Business Systems Challenges Facing SMEs
By Robert O’Carroll
Late on a recent Friday afternoon our sales manager walked briskly into my office.
“Can you check the materials for this?” he asked, upon handing me a PO. The rush order had just arrived by fax, but what was more remarkable to me was the handwritten order lines. This event triggered all sorts of thoughts for me, not least of which is how is this multi-million dollar business achieving profitability if hand-written orders are representative of its business systems?
My own experience in manufacturing provided me with somewhat of an explanation of how work practices fail to move with the times. In my previous job working for a multinational company with blue-chip OEMs as customers, I was exposed to a constantly evolving work landscape, especially in terms of IT and software. Training and investment accompanied each new installation.

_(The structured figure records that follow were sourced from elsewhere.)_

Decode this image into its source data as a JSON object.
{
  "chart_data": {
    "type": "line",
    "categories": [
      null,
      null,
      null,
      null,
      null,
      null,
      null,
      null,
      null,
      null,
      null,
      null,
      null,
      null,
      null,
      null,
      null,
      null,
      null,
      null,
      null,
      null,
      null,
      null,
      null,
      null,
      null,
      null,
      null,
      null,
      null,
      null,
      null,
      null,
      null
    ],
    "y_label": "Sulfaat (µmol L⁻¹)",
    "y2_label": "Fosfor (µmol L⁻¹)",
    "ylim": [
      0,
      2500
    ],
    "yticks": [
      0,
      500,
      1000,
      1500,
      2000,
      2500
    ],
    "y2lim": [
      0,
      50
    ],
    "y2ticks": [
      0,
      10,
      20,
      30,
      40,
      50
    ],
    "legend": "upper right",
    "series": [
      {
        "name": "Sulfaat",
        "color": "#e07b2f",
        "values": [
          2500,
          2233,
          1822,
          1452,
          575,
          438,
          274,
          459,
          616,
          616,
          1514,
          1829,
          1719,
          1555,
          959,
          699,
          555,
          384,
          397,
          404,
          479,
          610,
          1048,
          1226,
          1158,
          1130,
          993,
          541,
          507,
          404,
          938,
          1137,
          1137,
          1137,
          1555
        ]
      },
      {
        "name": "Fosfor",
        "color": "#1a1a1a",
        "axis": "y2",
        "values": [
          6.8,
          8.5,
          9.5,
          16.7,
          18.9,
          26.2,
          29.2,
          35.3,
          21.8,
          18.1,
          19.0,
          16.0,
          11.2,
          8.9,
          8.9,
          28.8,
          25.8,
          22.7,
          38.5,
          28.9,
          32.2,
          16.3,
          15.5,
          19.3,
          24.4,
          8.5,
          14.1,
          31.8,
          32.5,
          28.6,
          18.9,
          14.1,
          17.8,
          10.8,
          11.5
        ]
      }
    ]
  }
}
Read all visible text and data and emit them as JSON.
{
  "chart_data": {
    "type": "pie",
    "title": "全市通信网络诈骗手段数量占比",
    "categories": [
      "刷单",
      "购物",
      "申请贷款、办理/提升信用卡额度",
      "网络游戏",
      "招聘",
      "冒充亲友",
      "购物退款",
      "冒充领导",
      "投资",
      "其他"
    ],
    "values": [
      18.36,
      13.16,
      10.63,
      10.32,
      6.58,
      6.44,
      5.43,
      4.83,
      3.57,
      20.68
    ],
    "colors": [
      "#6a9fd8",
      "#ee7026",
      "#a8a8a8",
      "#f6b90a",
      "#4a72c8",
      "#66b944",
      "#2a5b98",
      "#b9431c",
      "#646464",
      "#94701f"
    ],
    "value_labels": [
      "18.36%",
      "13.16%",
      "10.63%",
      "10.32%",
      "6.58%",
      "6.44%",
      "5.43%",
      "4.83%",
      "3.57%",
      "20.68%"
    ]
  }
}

Now working for a small business with a disparate customer base of predominantly SMEs, my experience is very different. In a small business each person covers multiple roles and in doing so can compromise maintaining advanced level knowledge in specific areas. For the business, it is very difficult to remain abreast of industry trends and developments not having a subject expert on staff. With increasing complexity, the norm for IT network infrastructure and key software such the ERP system, as well as other areas, the need for subject matter experts continues to grow. Also, creating the time to critically evaluate existing practices and research the next steps is an ever-present challenge.
These challenges present a significant market and opportunity for businesses that can provide solutions. A win-win scenario is conceivable whereby SMEs improve their profitability and agility by modernizing their business practices and availing of the ever growing range of products available. Vendors of software and other products oriented towards streamlining business processes have a large, relatively untapped market.
However, accessing this market will not be easy. Many SMEs do not recognize that their processes are dated and are often focused primarily on manufacturing and shipping their own product. The awareness that improving business processes can boost profitability at a greater rate than iterative product development frequently does not exist. Also, change often comes slowly. If a process works why change it?
For example, payments by cheque are more common than wire transfer or electronic transactions (transaction charges and cash flow management, though, may influence this). Additionally, when sourcing a service or product the range of offerings can be daunting. Determining which products meet the requirements or even, which of the many vendors will be around in five years’ time, requires a significant procurement effort for a topic that for many is not a priority.
For most of us in manufacturing there will be increased competition, erosion of margins, which will be a catalyst for change. Not all businesses can afford to wait that long. For vendors the first challenge is to assist the customer to realize that they have a problem and to articulate it in terms of a real impact to their bottom line. Providers who can effectively present and breakdown solutions into simple terms will have an advantage. The ability to implement and demonstrate success quickly will be a differentiator.
SMEs, free of the bureaucracy of larger companies have the capacity to adopt new systems quickly, but can have resource and skill constraints. Vendors will likely lead installation activities and customer support will need to be strong.
There must be awareness that the needs of an SME customer are very different to those of larger businesses with mature IT organizations internally. For the provider who can convince the business owner that handwriting PO lines is a scenario he needs to move beyond, who can explain in simple terms the alternative, and implement and support a user-friendly solution the market potential is huge.